Should I send marketing emails from a subdomain or parent domain?
Summary
What email marketers say11Marketer opinions
Email marketer from EmailOnAcid shares using a subdomain is a good idea, as it allows for more control and segmentation of your email traffic, ultimately safeguarding your main domain's reputation. Monitor your subdomains separately.
Email marketer from Mailjet explains using a subdomain isolates your main domain's reputation, protecting it from marketing campaign issues.

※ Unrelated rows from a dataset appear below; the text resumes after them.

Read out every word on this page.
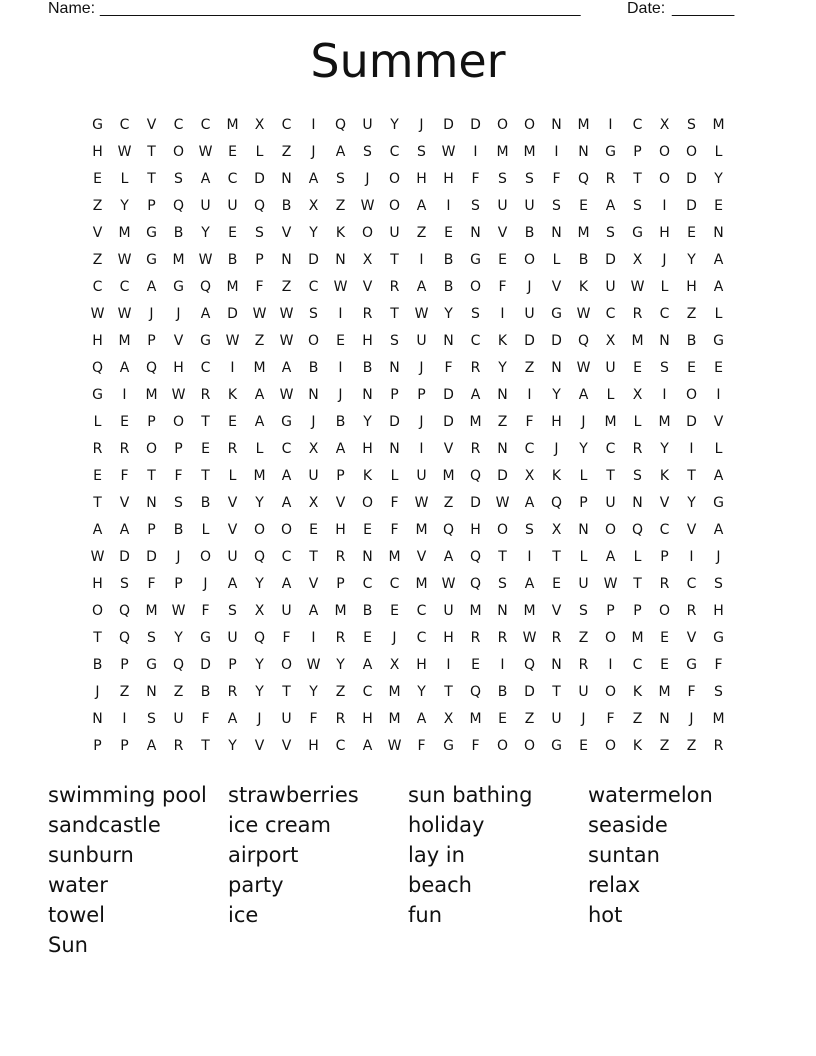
Name: ______________________________________________________	Date: _______
Summer
G	C	V	C	C	M	X	C	I	Q	U	Y	J	D	D	O	O	N	M	I	C	X	S	M
H	W	T	O	W	E	L	Z	J	A	S	C	S	W	I	M	M	I	N	G	P	O	O	L
E	L	T	S	A	C	D	N	A	S	J	O	H	H	F	S	S	F	Q	R	T	O	D	Y
Z	Y	P	Q	U	U	Q	B	X	Z	W	O	A	I	S	U	U	S	E	A	S	I	D	E
V	M	G	B	Y	E	S	V	Y	K	O	U	Z	E	N	V	B	N	M	S	G	H	E	N
Z	W	G	M	W	B	P	N	D	N	X	T	I	B	G	E	O	L	B	D	X	J	Y	A
C	C	A	G	Q	M	F	Z	C	W	V	R	A	B	O	F	J	V	K	U	W	L	H	A
W W	J	J	A	D	W W	S	I	R	T	W	Y	S	I	U	G	W	C	R	C	Z	L
H	M	P	V	G	W	Z	W	O	E	H	S	U	N	C	K	D	D	Q	X	M	N	B	G
Q	A	Q	H	C	I	M	A	B	I	B	N	J	F	R	Y	Z	N	W	U	E	S	E	E
G	I	M	W	R	K	A	W	N	J	N	P	P	D	A	N	I	Y	A	L	X	I	O	I
L	E	P	O	T	E	A	G	J	B	Y	D	J	D	M	Z	F	H	J	M	L	M	D	V
R	R	O	P	E	R	L	C	X	A	H	N	I	V	R	N	C	J	Y	C	R	Y	I	L
E	F	T	F	T	L	M	A	U	P	K	L	U	M	Q	D	X	K	L	T	S	K	T	A
T	V	N	S	B	V	Y	A	X	V	O	F	W	Z	D	W	A	Q	P	U	N	V	Y	G
A	A	P	B	L	V	O	O	E	H	E	F	M	Q	H	O	S	X	N	O	Q	C	V	A
W	D	D	J	O	U	Q	C	T	R	N	M	V	A	Q	T	I	T	L	A	L	P	I	J
H	S	F	P	J	A	Y	A	V	P	C	C	M	W	Q	S	A	E	U	W	T	R	C	S
O	Q	M	W	F	S	X	U	A	M	B	E	C	U	M	N	M	V	S	P	P	O	R	H
T	Q	S	Y	G	U	Q	F	I	R	E	J	C	H	R	R	W	R	Z	O	M	E	V	G
B	P	G	Q	D	P	Y	O	W	Y	A	X	H	I	E	I	Q	N	R	I	C	E	G	F
J	Z	N	Z	B	R	Y	T	Y	Z	C	M	Y	T	Q	B	D	T	U	O	K	M	F	S
N	I	S	U	F	A	J	U	F	R	H	M	A	X	M	E	Z	U	J	F	Z	N	J	M
P	P	A	R	T	Y	V	V	H	C	A	W	F	G	F	O	O	G	E	O	K	Z	Z	R
swimming pool	strawberries	sun bathing	watermelon
sandcastle	ice cream	holiday	seaside
sunburn	airport	lay in	suntan
water	party	beach	relax
towel	ice	fun	hot
Sun
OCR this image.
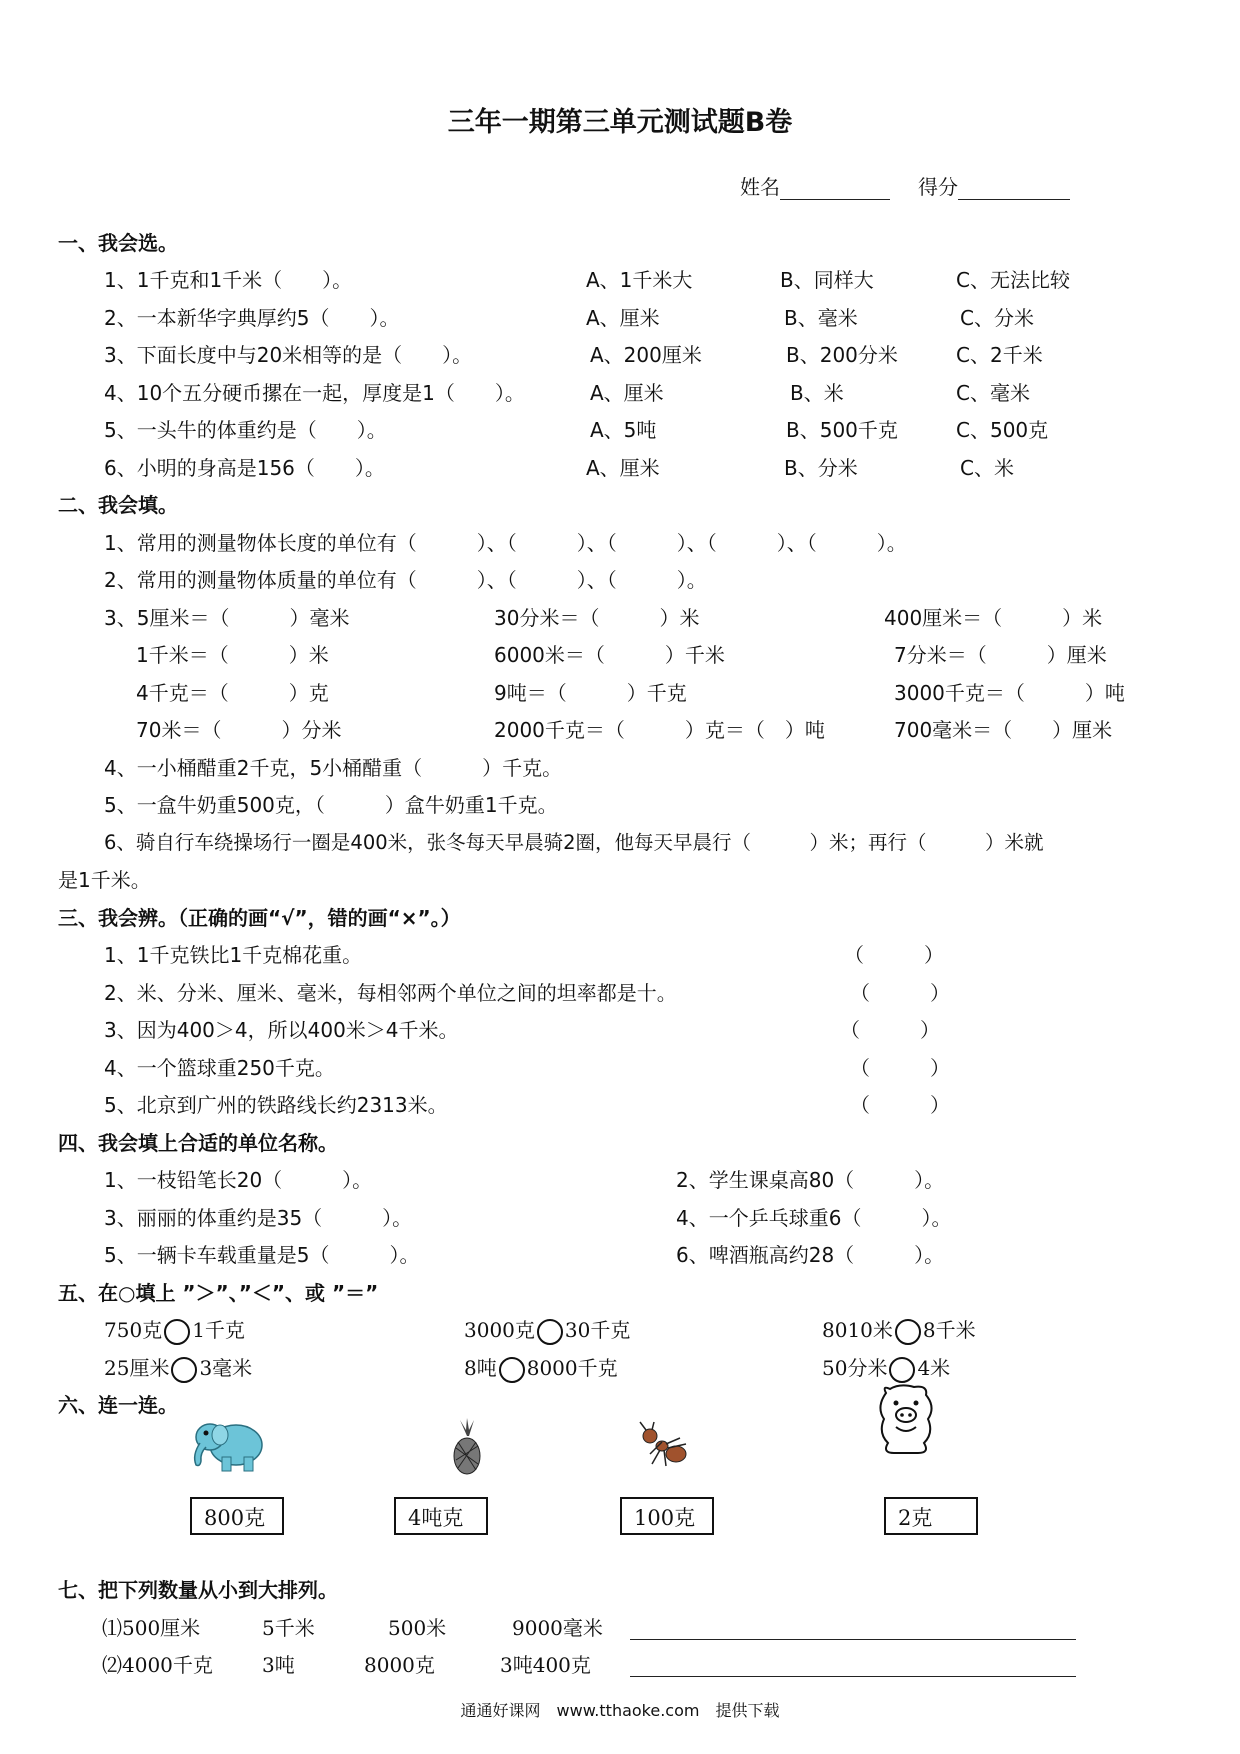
三年一期第三单元测试题B卷
姓名	得分
一、我会选。
1、1千克和1千米（　　）。	A、1千米大	B、同样大	C、无法比较
2、一本新华字典厚约5（　　）。	A、厘米	B、毫米	C、分米
3、下面长度中与20米相等的是（　　）。	A、200厘米	B、200分米	C、2千米
4、10个五分硬币摞在一起，厚度是1（　　）。	A、厘米	B、米	C、毫米
5、一头牛的体重约是（　　）。	A、5吨	B、500千克	C、500克
6、小明的身高是156（　　）。	A、厘米	B、分米	C、米
二、我会填。
1、常用的测量物体长度的单位有（　　　）、（　　　）、（　　　）、（　　　）、（　　　）。
2、常用的测量物体质量的单位有（　　　）、（　　　）、（　　　）。
3、5厘米＝（　　　）毫米	30分米＝（　　　）米	400厘米＝（　　　）米
1千米＝（　　　）米	6000米＝（　　　）千米	7分米＝（　　　）厘米
4千克＝（　　　）克	9吨＝（　　　）千克	3000千克＝（　　　）吨
70米＝（　　　）分米	2000千克＝（　　　）克＝（　）吨	700毫米＝（　　）厘米
4、一小桶醋重2千克，5小桶醋重（　　　）千克。
5、一盒牛奶重500克，（　　　）盒牛奶重1千克。
6、骑自行车绕操场行一圈是400米，张冬每天早晨骑2圈，他每天早晨行（　　　）米；再行（　　　）米就
是1千米。
三、我会辨。（正确的画“√”，错的画“×”。）
1、1千克铁比1千克棉花重。	（　　　）
2、米、分米、厘米、毫米，每相邻两个单位之间的坦率都是十。	（　　　）
3、因为400＞4，所以400米＞4千米。	（　　　）
4、一个篮球重250千克。	（　　　）
5、北京到广州的铁路线长约2313米。	（　　　）
四、我会填上合适的单位名称。
1、一枝铅笔长20（　　　）。	2、学生课桌高80（　　　）。
3、丽丽的体重约是35（　　　）。	4、一个乒乓球重6（　　　）。
5、一辆卡车载重量是5（　　　）。	6、啤酒瓶高约28（　　　）。
五、在○填上 ”＞”、”＜”、或 ”＝”
750克 1千克	3000克 30千克	8010米 8千米
25厘米 3毫米	8吨 8000千克	50分米 4米
六、连一连。
800克	4吨克	100克	2克
七、把下列数量从小到大排列。
⑴500厘米	5千米	500米	9000毫米
⑵4000千克 3吨	8000克	3吨400克
通通好课网　www.tthaoke.com　提供下载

They advise setting up authentication (SPF, DKIM, DMARC) on the subdomain.
Email marketer from Litmus shares that if you're starting with a new IP address or subdomain, it's essential to gradually increase your sending volume to establish a good reputation with ISPs. Proper warm-up is crucial for deliverability.
Email marketer from Reddit explains that it's better to use a subdomain for marketing emails as it isolates your main domain. If you mess up and get a bad reputation, it won't impact your transactional emails.
Email marketer from Gmass shares warming up an IP or subdomain involves gradually increasing sending volume over several weeks. Start small, monitor performance, and slowly ramp up to avoid triggering spam filters.
Email marketer from Sendinblue shares sending from a subdomain is recommended for marketing campaigns to safeguard your primary domain's reputation. It isolates any negative impact from marketing activities.
Email marketer from StackExchange explains using separate subdomains for different types of emails (transactional, marketing) lets you isolate reputation. If your marketing campaigns have deliverability problems, your transactional emails won't be affected.
Marketer from Email Geeks recommends sending marketing and newsletter emails from a subdomain to protect corporate email reputation, especially from issues like using purchased lists. Suggests using an ESP or different IP for large volumes.
Email marketer from SparkPost suggests using subdomains to segment email traffic, especially separating marketing and transactional emails. This protects your main domain's reputation if marketing campaigns encounter issues.
Marketer from Email Geeks shares it's easier to use a subdomain, especially with third-party senders, as it allows delegation of DNS setup for DKIM, MX records, etc.
Email marketer from Quora shares that using a subdomain is a standard practice. If your marketing emails get flagged as spam, it won't ruin the reputation of your primary domain used for important communications.
What the experts say4Expert opinions
Expert from Word to the Wise explains using a subdomain is beneficial for managing reputation, allowing you to isolate any deliverability issues stemming from marketing campaigns from your main domain.
Expert from Email Geeks suggests using separate subdomains for marketing and transactional emails (e.g., email.mela.com and orders.mela.com) to maintain separate domain reputations and isolate deliverability issues.
Expert from Word to the Wise shares that subdomains are useful for segmenting different types of email traffic. However, they caution you must authenticate each subdomain separately with SPF, DKIM, and DMARC to ensure proper deliverability.
Expert from Email Geeks explains using separate subdomains for Marketing, Transactional, and Corporate mail helps keep your domain reputations separate from each other. If you have a deliverability issue with marketing mail, it's less likely to impact your corporate mail this way.
What the documentation says5Technical articles
Documentation from RFC shows that when sending emails using different subdomains, each subdomain needs its own SPF record defined to authorize the sending servers. This ensures deliverability and prevents spoofing.
Documentation from DMARC.org explains that DMARC allows domain owners to specify how email receivers should handle messages that fail authentication checks (SPF and DKIM). This helps prevent email spoofing and phishing attacks.
Documentation from MxToolbox explains DKIM provides an authentication mechanism that verifies the email was sent from an authorized server. It uses cryptographic signatures to ensure the message wasn't altered during transit.
Documentation from Google Workspace explains using a separate domain or subdomain for bulk email can protect your primary domain's reputation. They emphasize proper authentication (SPF, DKIM, DMARC) regardless of the domain used.
Documentation from Microsoft advises carefully considering the sending domain for marketing emails, as reputation impacts deliverability. They recommend using a dedicated subdomain to isolate the impact of bulk sending.